Les pratiques en médecine générale dans cinq régions : formation continue, évaluation des pratiques et utilisation des recommandations de bonne pratique

Marc-André GUERVILLE (1), Alain PARAPONARIS (2,3,4), Jean-Claude RÉGI (1), Laure VAISSADE (4), Bruno VENTELOU (2,4,5), Pierre VERGER (2,4) ; Remerciements à Isabelle CLERC (2,3,4) et Sophie ROLLAND (2,4) - 1 Union régionale des médecins libéraux de Provence-Alpes-Côte d’Azur - 2 INSERM, U912 (SE4S) - 3 Université Aix-Marseille, IRD, UMR-S912 - 4 Observatoire régional de la santé Provence-Alpes-Côte d’Azur - 5 CNRS, UMR 6579

La troisième vague d’enquête sur les pratiques et conditions d’exercice en médecine générale menée en 2008 auprès d’un panel de praticiens dans cinq régions s’intéresse à leur participation à la formation médicale continue (FMC), à l’évaluation des pratiques professionnelles (EPP) et à l’utilisation des recommandations de bonne pratique (RBP) avant la réforme prévue par la loi
du 21 juillet 2009 dans son article relatif au développement professionnel continu.
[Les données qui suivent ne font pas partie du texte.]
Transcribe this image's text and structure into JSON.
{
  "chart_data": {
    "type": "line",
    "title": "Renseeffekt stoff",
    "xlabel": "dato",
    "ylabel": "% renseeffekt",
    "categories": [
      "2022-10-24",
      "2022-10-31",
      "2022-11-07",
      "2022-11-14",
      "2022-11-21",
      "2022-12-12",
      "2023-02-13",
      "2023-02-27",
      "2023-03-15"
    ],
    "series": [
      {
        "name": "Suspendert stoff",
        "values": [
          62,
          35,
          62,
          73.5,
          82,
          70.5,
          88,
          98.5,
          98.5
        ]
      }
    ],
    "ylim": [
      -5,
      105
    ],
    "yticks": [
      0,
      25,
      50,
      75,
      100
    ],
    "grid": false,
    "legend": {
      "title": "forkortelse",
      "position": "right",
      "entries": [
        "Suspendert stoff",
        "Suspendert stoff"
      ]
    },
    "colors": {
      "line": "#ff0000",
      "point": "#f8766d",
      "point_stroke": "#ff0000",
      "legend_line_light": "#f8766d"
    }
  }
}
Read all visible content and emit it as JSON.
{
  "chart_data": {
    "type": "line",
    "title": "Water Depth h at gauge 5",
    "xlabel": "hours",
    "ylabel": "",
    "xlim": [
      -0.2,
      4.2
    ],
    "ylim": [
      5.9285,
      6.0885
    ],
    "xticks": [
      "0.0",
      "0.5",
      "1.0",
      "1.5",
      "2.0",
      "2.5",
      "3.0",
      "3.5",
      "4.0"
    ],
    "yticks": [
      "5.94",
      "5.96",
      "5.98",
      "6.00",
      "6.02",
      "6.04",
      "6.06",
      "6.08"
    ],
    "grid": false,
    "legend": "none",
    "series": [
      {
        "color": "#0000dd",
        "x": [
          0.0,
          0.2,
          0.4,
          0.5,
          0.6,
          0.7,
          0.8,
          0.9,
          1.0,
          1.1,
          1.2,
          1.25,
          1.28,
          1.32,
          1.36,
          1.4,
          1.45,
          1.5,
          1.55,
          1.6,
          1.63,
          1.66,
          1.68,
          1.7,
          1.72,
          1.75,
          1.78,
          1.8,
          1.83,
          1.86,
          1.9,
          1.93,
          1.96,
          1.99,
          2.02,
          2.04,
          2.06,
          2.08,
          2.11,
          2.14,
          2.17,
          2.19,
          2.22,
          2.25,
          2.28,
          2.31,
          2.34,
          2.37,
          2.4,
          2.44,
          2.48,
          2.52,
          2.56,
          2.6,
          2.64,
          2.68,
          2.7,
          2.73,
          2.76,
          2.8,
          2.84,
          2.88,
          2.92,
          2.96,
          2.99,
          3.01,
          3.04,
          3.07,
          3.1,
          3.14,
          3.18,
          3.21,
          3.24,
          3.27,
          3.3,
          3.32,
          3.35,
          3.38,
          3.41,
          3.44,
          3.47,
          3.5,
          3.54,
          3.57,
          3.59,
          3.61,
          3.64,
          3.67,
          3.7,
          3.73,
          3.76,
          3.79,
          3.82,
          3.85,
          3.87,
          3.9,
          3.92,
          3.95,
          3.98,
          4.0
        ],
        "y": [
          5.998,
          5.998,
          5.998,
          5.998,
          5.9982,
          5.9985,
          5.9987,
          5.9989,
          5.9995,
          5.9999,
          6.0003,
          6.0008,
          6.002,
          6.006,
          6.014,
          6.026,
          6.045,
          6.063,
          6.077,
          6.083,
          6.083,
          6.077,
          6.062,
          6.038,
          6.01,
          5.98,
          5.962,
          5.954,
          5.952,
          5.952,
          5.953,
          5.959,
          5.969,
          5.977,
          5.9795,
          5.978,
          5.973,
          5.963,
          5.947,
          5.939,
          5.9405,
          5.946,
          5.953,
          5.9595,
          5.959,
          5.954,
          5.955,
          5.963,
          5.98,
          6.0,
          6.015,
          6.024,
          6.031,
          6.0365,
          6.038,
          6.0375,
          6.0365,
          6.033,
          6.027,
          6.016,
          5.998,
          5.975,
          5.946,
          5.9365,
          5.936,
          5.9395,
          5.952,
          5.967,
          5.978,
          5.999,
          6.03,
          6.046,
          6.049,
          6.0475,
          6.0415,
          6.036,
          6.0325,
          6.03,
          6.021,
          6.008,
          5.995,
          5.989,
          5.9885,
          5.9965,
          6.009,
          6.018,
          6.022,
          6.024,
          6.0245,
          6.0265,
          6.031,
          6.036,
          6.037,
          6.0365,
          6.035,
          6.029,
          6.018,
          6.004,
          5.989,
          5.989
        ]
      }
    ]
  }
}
En 2008, plus de trois médecins sur quatre déclarent participer à des sessions collectives de formation médicale continue. Leur implication dans l’évaluation des pratiques professionnelles, dont l’organisation sur le terrain n’est pas achevée, est plus faible : seul un médecin du panel sur trois l’a déjà réalisée et, parmi les autres, un sur trois se dit prêt à s’y engager. Les six pathologies sélectionnées dans l’enquête pour tester l’utilisation des recommandations de bonne pratique
concernaient l’asthme, l’hypertension artérielle, les anomalies lipidiques ou dyslipidémies (cholestérol, triglycéride), la migraine, la dépression et l’obésité du sujet jeune. Près de neuf médecins sur dix déclarent utiliser au moins l’une de ces recommandations. Mais seul un médecin du panel sur dix connaissait et utilisait les six. Les plus connues et utilisées concernent les dyslipidémies et les moins sollicitées, l’obésité du sujet jeune. L’analyse des opinions des médecins sur les RBP permet d’identifier trois groupes : les médecins « faiblement adhérents »,
ceux « moyennement adhérents » et ceux, majoritaires, « fortement adhérents », qui sont plutôt des hommes jeunes, exerçant en cabinet de groupe et recevant peu de visiteurs médicaux.